Et il acceptait d'être le traitre. Il acceptait d'être le meurtrier de la seule personne qui lui avait donné un seconde chance, qui lui avait donné un rôle, le pouvoir de se racheter, au moins en partie, au moins dans l'intention – celle qui ne compte finalement pas tant que ça. Il acceptait de passer pour le tueur d'espoir, le meurtrier du guide de la lumière, l'incarnation de l'ingratitude, pour elle. Juste pour elle, pour le souvenir de la seule victime qu'il ne se pardonnerait jamais, pour payer la cruelle absence du seul sourire chaleureux qui lui ait jamais été adressé, l'absence dont il était si insupportablement responsable.
Mais, tuer une fête ridicule, qui ne représentait rien pour lui qui plus est, tuer Noël le poussait à l'introspection. Ou peut-être était-ce le dégout, la haine, le mépris de son ancienne collègue ? Une femme qui avait été capable de lui faire confiance sur la seule parole d'un vieil ami ; cette femme dont il admirait la loyauté, la rigueur, le courage, dont il convoitait l'amitié sans qu'il ne s'en soit rendu compte jusqu'à ce jour. Son approbation l'avait réchauffé, son mépris le détruisait.
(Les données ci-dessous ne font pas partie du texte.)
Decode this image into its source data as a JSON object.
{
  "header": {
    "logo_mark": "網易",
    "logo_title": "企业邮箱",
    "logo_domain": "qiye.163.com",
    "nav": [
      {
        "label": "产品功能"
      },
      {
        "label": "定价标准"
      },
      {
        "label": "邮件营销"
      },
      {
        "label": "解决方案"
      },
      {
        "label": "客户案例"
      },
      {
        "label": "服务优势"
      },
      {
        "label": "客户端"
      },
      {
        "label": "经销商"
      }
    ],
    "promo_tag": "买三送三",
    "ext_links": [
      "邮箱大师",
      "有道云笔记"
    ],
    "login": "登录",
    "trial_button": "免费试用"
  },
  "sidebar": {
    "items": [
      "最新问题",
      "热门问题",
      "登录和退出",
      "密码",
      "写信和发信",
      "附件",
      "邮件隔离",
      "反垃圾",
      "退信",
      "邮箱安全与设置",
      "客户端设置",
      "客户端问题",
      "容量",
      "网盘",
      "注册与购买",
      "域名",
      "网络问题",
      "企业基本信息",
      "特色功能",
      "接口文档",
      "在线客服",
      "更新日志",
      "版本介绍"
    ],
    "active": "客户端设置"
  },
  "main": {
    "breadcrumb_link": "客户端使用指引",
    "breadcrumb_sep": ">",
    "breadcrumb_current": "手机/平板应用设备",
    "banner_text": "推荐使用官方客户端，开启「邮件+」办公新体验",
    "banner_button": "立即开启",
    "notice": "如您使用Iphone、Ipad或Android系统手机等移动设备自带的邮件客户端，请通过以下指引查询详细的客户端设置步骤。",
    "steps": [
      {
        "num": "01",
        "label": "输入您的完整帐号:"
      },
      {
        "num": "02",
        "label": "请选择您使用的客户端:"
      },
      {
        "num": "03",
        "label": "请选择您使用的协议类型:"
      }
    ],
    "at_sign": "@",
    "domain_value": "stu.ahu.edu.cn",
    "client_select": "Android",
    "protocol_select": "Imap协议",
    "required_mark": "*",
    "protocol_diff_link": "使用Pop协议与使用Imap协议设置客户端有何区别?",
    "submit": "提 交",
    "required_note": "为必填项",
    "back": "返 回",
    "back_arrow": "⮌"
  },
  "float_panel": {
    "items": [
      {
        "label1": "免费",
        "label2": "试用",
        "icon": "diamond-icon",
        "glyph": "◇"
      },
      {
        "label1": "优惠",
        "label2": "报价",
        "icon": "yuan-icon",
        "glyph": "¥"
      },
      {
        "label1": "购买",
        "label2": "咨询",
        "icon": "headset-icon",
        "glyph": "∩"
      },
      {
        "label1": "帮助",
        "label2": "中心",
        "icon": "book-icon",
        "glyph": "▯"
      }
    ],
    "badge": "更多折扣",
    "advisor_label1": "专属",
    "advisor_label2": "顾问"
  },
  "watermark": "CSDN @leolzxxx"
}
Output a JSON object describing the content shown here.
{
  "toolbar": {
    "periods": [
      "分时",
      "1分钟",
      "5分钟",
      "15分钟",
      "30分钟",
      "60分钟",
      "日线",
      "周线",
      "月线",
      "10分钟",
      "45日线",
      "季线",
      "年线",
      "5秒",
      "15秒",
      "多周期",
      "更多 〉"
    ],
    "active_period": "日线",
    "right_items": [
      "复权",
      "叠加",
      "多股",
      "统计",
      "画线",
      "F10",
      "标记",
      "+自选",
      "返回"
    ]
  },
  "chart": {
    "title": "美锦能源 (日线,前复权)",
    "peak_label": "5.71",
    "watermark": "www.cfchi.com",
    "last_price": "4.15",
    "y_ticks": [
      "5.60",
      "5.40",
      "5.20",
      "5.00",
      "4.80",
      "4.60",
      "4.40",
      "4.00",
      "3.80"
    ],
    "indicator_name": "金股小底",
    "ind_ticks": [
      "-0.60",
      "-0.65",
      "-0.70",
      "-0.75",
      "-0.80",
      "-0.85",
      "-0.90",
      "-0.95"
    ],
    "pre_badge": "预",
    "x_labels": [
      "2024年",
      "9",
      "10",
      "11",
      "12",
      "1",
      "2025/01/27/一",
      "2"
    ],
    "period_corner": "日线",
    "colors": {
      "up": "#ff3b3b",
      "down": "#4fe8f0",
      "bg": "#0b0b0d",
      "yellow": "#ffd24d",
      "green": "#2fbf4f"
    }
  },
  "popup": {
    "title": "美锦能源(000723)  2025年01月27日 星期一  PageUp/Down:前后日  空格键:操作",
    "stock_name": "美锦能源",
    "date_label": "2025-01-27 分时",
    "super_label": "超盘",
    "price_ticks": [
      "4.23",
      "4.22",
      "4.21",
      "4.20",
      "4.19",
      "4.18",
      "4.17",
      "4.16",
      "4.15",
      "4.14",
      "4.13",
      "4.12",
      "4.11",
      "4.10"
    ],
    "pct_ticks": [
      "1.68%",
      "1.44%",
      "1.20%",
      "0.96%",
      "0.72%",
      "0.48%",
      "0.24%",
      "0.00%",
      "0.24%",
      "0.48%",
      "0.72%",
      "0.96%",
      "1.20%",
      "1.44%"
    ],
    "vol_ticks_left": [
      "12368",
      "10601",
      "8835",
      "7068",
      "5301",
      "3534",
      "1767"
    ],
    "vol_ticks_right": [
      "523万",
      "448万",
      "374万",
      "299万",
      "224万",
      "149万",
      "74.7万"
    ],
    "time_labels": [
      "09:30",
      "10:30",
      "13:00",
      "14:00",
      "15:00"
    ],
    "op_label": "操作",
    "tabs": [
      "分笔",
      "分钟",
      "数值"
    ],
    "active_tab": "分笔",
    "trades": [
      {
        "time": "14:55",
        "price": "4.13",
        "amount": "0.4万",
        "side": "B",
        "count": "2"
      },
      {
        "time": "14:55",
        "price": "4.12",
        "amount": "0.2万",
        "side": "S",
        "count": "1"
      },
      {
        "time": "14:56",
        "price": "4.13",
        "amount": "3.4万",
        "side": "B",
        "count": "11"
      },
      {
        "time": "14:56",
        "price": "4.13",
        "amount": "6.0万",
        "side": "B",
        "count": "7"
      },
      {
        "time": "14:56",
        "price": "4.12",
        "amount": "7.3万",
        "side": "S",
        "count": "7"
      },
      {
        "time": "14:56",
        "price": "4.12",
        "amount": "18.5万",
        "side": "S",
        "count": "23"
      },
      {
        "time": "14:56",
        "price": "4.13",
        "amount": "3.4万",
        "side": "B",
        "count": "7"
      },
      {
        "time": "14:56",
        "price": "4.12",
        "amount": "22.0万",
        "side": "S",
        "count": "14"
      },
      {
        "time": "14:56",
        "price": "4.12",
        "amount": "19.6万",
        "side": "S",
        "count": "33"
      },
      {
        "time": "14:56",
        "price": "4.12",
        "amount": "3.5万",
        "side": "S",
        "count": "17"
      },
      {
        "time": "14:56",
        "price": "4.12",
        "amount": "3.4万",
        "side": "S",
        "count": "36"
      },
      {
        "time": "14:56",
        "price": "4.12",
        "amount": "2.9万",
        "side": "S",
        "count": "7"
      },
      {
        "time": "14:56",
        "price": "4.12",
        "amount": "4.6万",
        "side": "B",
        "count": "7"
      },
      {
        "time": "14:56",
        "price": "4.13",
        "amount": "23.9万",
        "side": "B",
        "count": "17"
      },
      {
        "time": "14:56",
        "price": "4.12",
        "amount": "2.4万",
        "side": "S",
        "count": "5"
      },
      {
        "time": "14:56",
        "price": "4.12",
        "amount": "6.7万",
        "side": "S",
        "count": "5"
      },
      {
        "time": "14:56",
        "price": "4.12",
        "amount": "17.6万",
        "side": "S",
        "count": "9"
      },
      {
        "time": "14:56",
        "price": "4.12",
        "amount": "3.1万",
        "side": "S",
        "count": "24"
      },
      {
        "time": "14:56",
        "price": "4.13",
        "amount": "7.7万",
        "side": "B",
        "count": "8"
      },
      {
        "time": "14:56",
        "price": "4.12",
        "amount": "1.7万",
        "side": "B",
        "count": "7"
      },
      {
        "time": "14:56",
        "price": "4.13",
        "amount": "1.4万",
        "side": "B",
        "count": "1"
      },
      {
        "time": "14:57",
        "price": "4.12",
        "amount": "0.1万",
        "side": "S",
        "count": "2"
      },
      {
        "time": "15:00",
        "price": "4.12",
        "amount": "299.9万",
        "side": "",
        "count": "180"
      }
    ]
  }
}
Le mépris de Potter, il savait faire avec, il avait grandi avec le mépris d'un Potter. Mais celui de Minerva McGonagall, c'était douloureux, ça transperçait l'armure épaisse, ça se jouait des protections ; ça faisait mal. Il ricana, incapable de ne pas noter qu'il était tellement fidèle à lui-même en cet instant : priver des enfants de leur si précieux Noël le laissait froid, son agitation était à un niveau tellement plus égoïste.
Severus Snape releva la tête, ses yeux brillaient dans la pénombre du bureau circulaire. Il se secoua : il devait aller faire son rapport, jouer au fidèle Mangemort, encore. Mais d'abord, il devrait s'assurer que la retenue de Londubat se ferait avec Hagrid, jouer au héros de l'ombre, encore.
Au fond de lui, il savait bien qu'il n'était ni l'un, ni l'autre. Juste le voleur de Noël.